Somos um país de ética pervertida, de moral frouxa e elástica. Um deputado norte-americano demitiu-se da função, porque mostrou o corpo atlético na internet. Envergonhou-se do que considerou um despudor. No Brasil, ninguém deu a mínima para a nebulosa história de Ronaldo com os três travestis, para as acusações de uso de cocaína e prática de sexo sem preservativo. O Fenômeno queixou-se chorando: "Minha carreira acabou." Acabou nada.
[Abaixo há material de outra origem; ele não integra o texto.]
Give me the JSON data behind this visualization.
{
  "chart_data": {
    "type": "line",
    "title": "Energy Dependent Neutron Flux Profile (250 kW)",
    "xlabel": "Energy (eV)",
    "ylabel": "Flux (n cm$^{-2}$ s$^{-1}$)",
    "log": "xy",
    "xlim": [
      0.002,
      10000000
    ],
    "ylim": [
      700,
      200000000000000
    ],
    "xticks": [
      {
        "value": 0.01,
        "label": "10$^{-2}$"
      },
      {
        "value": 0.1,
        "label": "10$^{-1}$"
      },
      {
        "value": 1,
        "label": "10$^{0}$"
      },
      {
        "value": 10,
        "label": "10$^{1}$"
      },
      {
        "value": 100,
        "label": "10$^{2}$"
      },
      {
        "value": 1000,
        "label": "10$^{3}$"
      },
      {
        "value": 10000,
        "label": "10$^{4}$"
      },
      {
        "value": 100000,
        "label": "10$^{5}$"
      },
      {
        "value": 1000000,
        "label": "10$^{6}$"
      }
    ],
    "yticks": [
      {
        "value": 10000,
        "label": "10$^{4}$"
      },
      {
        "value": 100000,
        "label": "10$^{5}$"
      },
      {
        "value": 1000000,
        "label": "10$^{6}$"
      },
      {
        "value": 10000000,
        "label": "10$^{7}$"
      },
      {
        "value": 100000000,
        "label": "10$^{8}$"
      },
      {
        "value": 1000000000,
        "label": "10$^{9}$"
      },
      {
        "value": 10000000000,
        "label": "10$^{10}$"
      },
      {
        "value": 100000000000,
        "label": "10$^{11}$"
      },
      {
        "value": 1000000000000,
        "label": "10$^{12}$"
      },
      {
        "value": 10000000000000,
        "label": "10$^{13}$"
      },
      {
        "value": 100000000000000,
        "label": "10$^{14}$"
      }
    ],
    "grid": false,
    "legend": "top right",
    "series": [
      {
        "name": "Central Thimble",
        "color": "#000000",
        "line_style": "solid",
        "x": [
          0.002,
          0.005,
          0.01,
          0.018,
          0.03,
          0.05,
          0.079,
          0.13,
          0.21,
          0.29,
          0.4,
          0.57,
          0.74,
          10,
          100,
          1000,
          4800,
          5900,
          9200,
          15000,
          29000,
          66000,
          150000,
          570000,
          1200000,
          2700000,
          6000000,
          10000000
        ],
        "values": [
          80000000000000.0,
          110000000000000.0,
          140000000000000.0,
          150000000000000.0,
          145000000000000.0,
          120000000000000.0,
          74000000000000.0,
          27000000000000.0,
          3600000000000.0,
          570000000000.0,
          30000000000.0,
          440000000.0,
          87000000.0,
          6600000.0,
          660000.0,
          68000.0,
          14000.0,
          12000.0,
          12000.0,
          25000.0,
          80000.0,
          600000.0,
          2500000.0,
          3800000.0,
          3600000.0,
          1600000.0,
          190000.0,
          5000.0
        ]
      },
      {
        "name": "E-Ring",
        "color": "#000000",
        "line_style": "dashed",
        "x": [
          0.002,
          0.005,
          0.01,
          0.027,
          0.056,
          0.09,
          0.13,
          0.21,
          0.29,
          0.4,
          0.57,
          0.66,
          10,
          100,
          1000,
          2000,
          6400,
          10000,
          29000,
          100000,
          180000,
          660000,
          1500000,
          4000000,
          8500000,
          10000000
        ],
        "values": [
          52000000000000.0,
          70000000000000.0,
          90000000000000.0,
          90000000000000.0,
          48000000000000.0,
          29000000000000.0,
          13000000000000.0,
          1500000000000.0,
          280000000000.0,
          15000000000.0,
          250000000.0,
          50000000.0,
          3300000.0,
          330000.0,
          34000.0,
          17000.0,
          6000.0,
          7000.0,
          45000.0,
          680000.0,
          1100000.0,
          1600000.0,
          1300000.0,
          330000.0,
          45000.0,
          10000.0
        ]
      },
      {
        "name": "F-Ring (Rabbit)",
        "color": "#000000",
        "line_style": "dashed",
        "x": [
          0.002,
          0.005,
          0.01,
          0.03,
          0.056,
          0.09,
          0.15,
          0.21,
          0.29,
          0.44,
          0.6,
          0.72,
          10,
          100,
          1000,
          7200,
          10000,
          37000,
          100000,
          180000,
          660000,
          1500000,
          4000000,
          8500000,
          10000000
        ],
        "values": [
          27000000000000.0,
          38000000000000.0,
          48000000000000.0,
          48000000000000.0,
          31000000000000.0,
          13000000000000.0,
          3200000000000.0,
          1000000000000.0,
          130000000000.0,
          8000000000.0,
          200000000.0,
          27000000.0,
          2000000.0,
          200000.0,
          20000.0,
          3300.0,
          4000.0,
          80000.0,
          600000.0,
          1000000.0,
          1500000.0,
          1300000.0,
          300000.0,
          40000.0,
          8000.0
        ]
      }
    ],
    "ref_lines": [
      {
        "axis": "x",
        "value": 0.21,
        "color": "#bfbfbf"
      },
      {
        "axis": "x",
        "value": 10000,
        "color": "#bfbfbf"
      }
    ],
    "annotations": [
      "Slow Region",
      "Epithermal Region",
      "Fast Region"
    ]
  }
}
Ronaldo renovou todos os contratos milionários que fazem dele o dono de uma fortuna de um bilhão de reais. Além dos milhões anuais recebidos da Nike, Claro, Vale e Hypermarcas, ele embolsa 2,5 milhões de dólares por ano da AmBev, para aliciar as pessoas a beberem cerveja. Sempre me escandalizava quando o ídolo, muito jovem ainda, levantava um dedo para cima após um gol, marca publicitária da cerveja Brahma, a número 1.
A torcida brasileira estava se lixando para o tabagismo de Ronaldo. Ela queria saber apenas se ele fazia gols, se levava o time para a final dos campeonatos e trazia a vitória. A obesidade de Ronaldo preocupava apenas porque ele não rendia em campo. Mas, se ele chegasse à marca dos 34 gols em 47 jogos, que alcançou no Internazionale de Milão, poderia pesar duzentos quilos. Ninguém se importa que Ronaldo influencie os jovens a beber. Todos acham bacana ele ganhar os anuais dois milhões e meios da AmBev. No Brasil, herói é quem se dá bem e ganha muito dinheiro a qualquer preço. Basta ver a moral do Big Brother.
Devastaram a carreira do nadador norte-americano Michael Phelps, que ganhou oito medalhas de ouro nos Jogos Olímpicos de Pequim, depois que o flagraram fumando maconha. Seus assessores não conseguiram negociar com o tablóide que a foto não fosse publicada e o caso abafado. É verdade que maconha é uma droga ilícita. O álcool, responsável por acidentes de trânsito, transtornos de comportamento e violência, é lícito e pode-se até fazer propaganda dele, incitando os jovens a beber.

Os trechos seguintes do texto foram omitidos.